Domini Kemp marinated steak
Marinate overnight or for at least a few hours
For 2 people
2 steaks, any type, according to your budget and preferences
A handful of finely chopped rosemary leaves
Half a head of garlic, peeled and crushed
Half a box of anchovies
1 tsp Dijon mustard
Half a teaspoon of English mustard powder
Lots of black pepper
half a teaspoon of Demerara sugar
Quarter bottle of red wine
Prepare the marinade in advance. Put the rosemary, garlic, and anchovies (including oil) in a saucepan and heat gently while you mash the anchovies with the back of a wooden spoon. Turn up the heat and let it sweat gently. Add the mustards, pepper and sugar. Mix well then pour in the wine and bring to a boil. Simmer gently until the mixture reduces by half. It will look like a purple colored hoi sin sauce.
Let the marinade cool completely, then pour it over the beef and let it marinate for a few hours or overnight. Turn the meat every now and then while it marinates in the refrigerator, if you can.
Heat a charcoal grill or heavy frying pan and cook the meat according to the cut you use and your preferences. Let it sit for at least five to 10 minutes, then cut it on the bias, against the grain, into thin slices.
Serve with a salad.
Donal Skehan’s Cauliflower Steak
For 2 people
1 tablespoon of olive oil
half a jar of green or black olive tapenade
25g toasted pine nuts
50g arugula leaves
Juice of half a lemon
Sea salt and ground black pepper
Remove and discard all the leaves from the cauliflower and carefully cut the steaks 3 cm from the head. You will end up with 2-4 steaks (use toppings for salad or soup).
Place a large skillet over high heat and add olive oil.
Sear the cauliflower in batches for 3 to 4 minutes per side, turning them when they are a rich golden color and are slightly softened. Before removing from the pan, add a squeeze of lemon juice and season with sea salt and ground black pepper.

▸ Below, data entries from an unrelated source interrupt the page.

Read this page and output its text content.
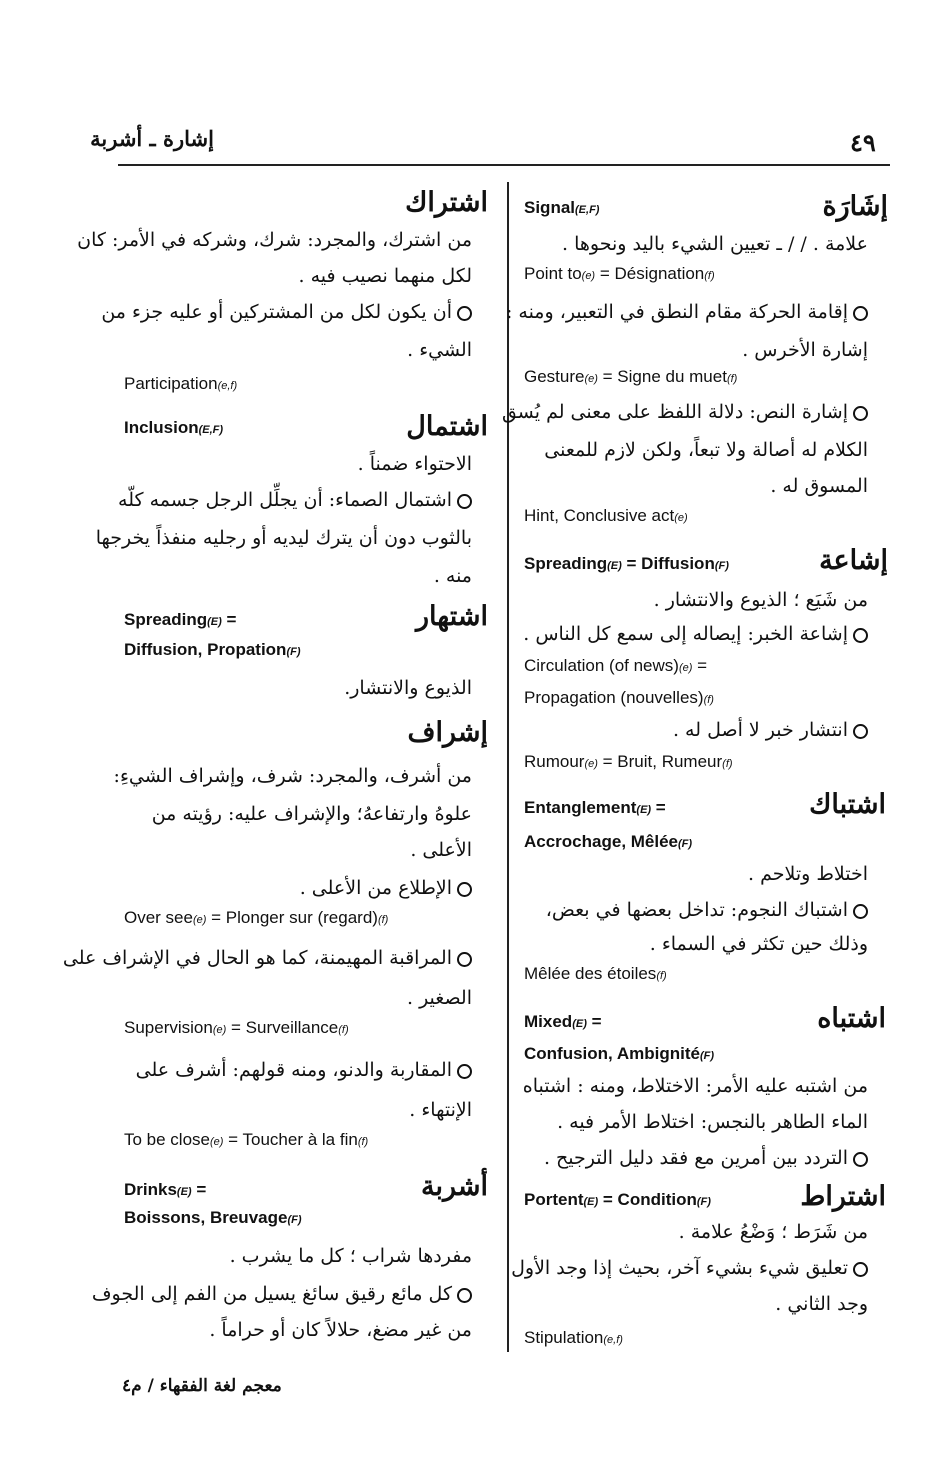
٤٩
إشارة ـ أشربة
إشَارَة
Signal(E,F)
علامة . / / ـ تعيين الشيء باليد ونحوها .
Point to(e) = Désignation(f)
إقامة الحركة مقام النطق في التعبير، ومنه :
إشارة الأخرس .
Gesture(e) = Signe du muet(f)
إشارة النص: دلالة اللفظ على معنى لم يُسق
الكلام له أصالة ولا تبعاً، ولكن لازم للمعنى
المسوق له .
Hint, Conclusive act(e)
إشاعة
Spreading(E) = Diffusion(F)
من شَيَع ؛ الذيوع والانتشار .
إشاعة الخبر: إيصاله إلى سمع كل الناس .
Circulation (of news)(e) =
Propagation (nouvelles)(f)
انتشار خبر لا أصل له .
Rumour(e) = Bruit, Rumeur(f)
اشتباك
Entanglement(E) =
Accrochage, Mêlée(F)
اختلاط وتلاحم .
اشتباك النجوم: تداخل بعضها في بعض،
وذلك حين تكثر في السماء .
Mêlée des étoiles(f)
اشتباه
Mixed(E) =
Confusion, Ambignité(F)
من اشتبه عليه الأمر: الاختلاط، ومنه : اشتباه
الماء الطاهر بالنجس: اختلاط الأمر فيه .
التردد بين أمرين مع فقد دليل الترجيح .
اشتراط
Portent(E) = Condition(F)
من شَرَط ؛ وَضْعُ علامة .
تعليق شيء بشيء آخر، بحيث إذا وجد الأول
وجد الثاني .
Stipulation(e,f)
اشتراك
من اشترك، والمجرد: شرك، وشركه في الأمر: كان
لكل منهما نصيب فيه .
أن يكون لكل من المشتركين أو عليه جزء من
الشيء .
Participation(e,f)
اشتمال
Inclusion(E,F)
الاحتواء ضمناً .
اشتمال الصماء: أن يجلِّل الرجل جسمه كلّه
بالثوب دون أن يترك ليديه أو رجليه منفذاً يخرجها
منه .
اشتهار
Spreading(E) =
Diffusion, Propation(F)
الذيوع والانتشار.
إشراف
من أشرف، والمجرد: شرف، وإشراف الشيءِ:
علوهُ وارتفاعهُ؛ والإشراف عليه: رؤيته من
الأعلى .
الإطلاع من الأعلى .
Over see(e) = Plonger sur (regard)(f)
المراقبة المهيمنة، كما هو الحال في الإشراف على
الصغير .
Supervision(e) = Surveillance(f)
المقاربة والدنو، ومنه قولهم: أشرف على
الإنتهاء .
To be close(e) = Toucher à la fin(f)
أشربة
Drinks(E) =
Boissons, Breuvage(F)
مفردها شراب ؛ كل ما يشرب .
كل مائع رقيق سائغ يسيل من الفم إلى الجوف
من غير مضغ، حلالاً كان أو حراماً .
معجم لغة الفقهاء / م٤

Assemble on plates garnished with olive tapenade, pine nuts and arugula leaves.
For 2 people
Grated dark chocolate bar
Crumble the meringues into the whipped cream and stir in the sliced strawberries. Serve in individual glasses or in a large bowl. Grate a little dark chocolate on top and serve.
Vanessa Greenwood’s chocolate mug cakes
2 tablespoons of unsweetened cocoa powder
6 tablespoons of self-rising flour
4 tablespoons of powdered sugar
4 tablespoons of sunflower oil
1 tsp of vanilla extract
4 tablespoons of milk
1 beaten egg
To serve: whipped cream and Smarties
In a bowl, combine the cocoa, self-rising flour and powdered sugar.
Add the oil, milk and vanilla extract to the dry ingredients. Stir in egg until completely combined.
Grease the insides of two medium microwave cups with a little oil and pour equal amounts of mixture into each.
Place both cups in the microwave. Microwave at 900W-1000W for about 90-100 seconds or until fully lifted to the top of the cups (it’s a good idea to set your microwave time a bit longer at the case you need to give them a few extra seconds without the microwave toggling off).
Serve immediately with whipped cream and Smarties.